Decydującą część meczu lepiej rozpoczęły Polki, które szybko wyszły na prowadzenie 3:0. Niestety Dunarova/Resova szybko odrobiły straty i na tablicy wyników mieliśmy remis 5:5. Przez kilka następnych akcji widzieliśmy grę punkt za punkt. Natomiast Czeszki w kluczowych akcjach tego meczu były skuteczniejsze wychodząc na prowadzenie 13:10. Polki walczyły do końca ale to nie wystarczyło i przegrały trzeciego seta 13;15 oraz cały mecz 1-2.

Gruszczyńska/Wachowicz 0-2 (16:21, 23:25) Graudina/Samoilova (Łotwa)

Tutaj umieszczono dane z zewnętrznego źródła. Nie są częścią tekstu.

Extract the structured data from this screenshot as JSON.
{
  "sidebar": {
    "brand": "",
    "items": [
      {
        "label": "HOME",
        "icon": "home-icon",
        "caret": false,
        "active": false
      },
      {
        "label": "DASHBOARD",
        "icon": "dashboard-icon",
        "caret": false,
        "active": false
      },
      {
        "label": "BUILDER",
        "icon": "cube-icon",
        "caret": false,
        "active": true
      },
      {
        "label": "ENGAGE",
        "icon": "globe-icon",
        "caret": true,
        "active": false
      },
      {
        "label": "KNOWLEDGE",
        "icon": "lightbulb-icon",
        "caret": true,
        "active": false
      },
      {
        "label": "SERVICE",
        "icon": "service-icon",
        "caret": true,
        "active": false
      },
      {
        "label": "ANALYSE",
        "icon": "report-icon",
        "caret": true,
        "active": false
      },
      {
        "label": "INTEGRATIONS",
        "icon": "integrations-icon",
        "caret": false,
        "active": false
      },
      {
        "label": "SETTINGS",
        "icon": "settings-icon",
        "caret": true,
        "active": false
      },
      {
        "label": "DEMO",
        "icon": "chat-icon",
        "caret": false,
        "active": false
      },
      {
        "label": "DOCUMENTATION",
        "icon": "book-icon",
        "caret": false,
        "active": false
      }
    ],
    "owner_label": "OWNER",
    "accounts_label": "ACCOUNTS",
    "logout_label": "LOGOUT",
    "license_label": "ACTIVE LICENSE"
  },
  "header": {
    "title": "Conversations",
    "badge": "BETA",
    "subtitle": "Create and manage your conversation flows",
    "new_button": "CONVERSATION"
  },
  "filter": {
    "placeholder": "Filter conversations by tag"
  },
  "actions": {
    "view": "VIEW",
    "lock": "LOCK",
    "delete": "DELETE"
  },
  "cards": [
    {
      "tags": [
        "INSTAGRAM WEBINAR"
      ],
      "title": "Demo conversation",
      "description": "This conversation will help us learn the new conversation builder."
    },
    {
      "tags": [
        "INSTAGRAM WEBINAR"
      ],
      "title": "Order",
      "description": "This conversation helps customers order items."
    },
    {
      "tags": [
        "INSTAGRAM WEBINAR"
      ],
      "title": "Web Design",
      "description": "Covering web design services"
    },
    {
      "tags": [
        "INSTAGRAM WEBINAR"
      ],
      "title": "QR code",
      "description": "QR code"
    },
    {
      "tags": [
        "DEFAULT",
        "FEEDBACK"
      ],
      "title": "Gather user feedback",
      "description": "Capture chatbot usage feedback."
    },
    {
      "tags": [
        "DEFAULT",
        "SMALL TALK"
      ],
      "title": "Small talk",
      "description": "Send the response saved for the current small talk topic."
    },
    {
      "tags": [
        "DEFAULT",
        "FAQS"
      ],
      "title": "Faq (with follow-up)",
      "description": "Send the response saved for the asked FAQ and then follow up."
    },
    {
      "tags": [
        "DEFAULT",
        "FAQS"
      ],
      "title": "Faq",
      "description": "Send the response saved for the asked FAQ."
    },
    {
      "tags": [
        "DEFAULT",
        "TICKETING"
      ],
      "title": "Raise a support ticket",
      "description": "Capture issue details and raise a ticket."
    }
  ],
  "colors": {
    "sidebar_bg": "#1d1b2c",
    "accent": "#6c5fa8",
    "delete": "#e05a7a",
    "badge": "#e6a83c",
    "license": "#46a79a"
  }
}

W meczu o przetrwanie w turnieju Polki mierzyły się z obrończyniami tytułu Tiną Graudiną i Anastasjią Samoilovą z Łotwy. W spotkanie lepiej weszły rywalki, które dzięki dobrym zagrywkom prowadziły 9:5. Polki zmniejszyły straty ale i tak na przerwę techniczną schodziły przegrywając 9:12. W drugiej części pierwszej partii w grze Gruszczyńskiej/Wachowicz wkradły się proste błędy co wykorzystały Łotyszki. Ostatecznie z wygranej w pierwszym secie mogły cieszyć się obrończynie tytuły wygrywając 21:16.

Drugą partię świetnie zaczęły Polki, które po kilku dobrych akcjach wyszły na prowadzenie 4:0. Biało-Czerwone przez następne akcje utrzymywały kilka punktów przewagi nad rywalkami. Niestety Łotyszki, które przez cały mecz były skuteczniejsze w ataku (63% – 49%) doprowadziły do remisu 14:14. Od tego momentu oglądaliśmy grę punkt za punkt, a żaden z duetów nie zamierzał odpuścić. Na tablicy wyników widniał remis 20:20, zatem o losach tego meczu musiała zadecydować gra na przewagi. Więcej zimnej krwi zachowały Graudina/Samoilova wygrywając 25:23.

Polki po dwóch porażkach odpadają z dalszej rywalizacji. Natomiast jutro zmagania rozpoczynają nasze dwie męskie pary Bartosz Łosiak/Maciej Rudol oraz Piotr Kantor/Jakub Zdybek.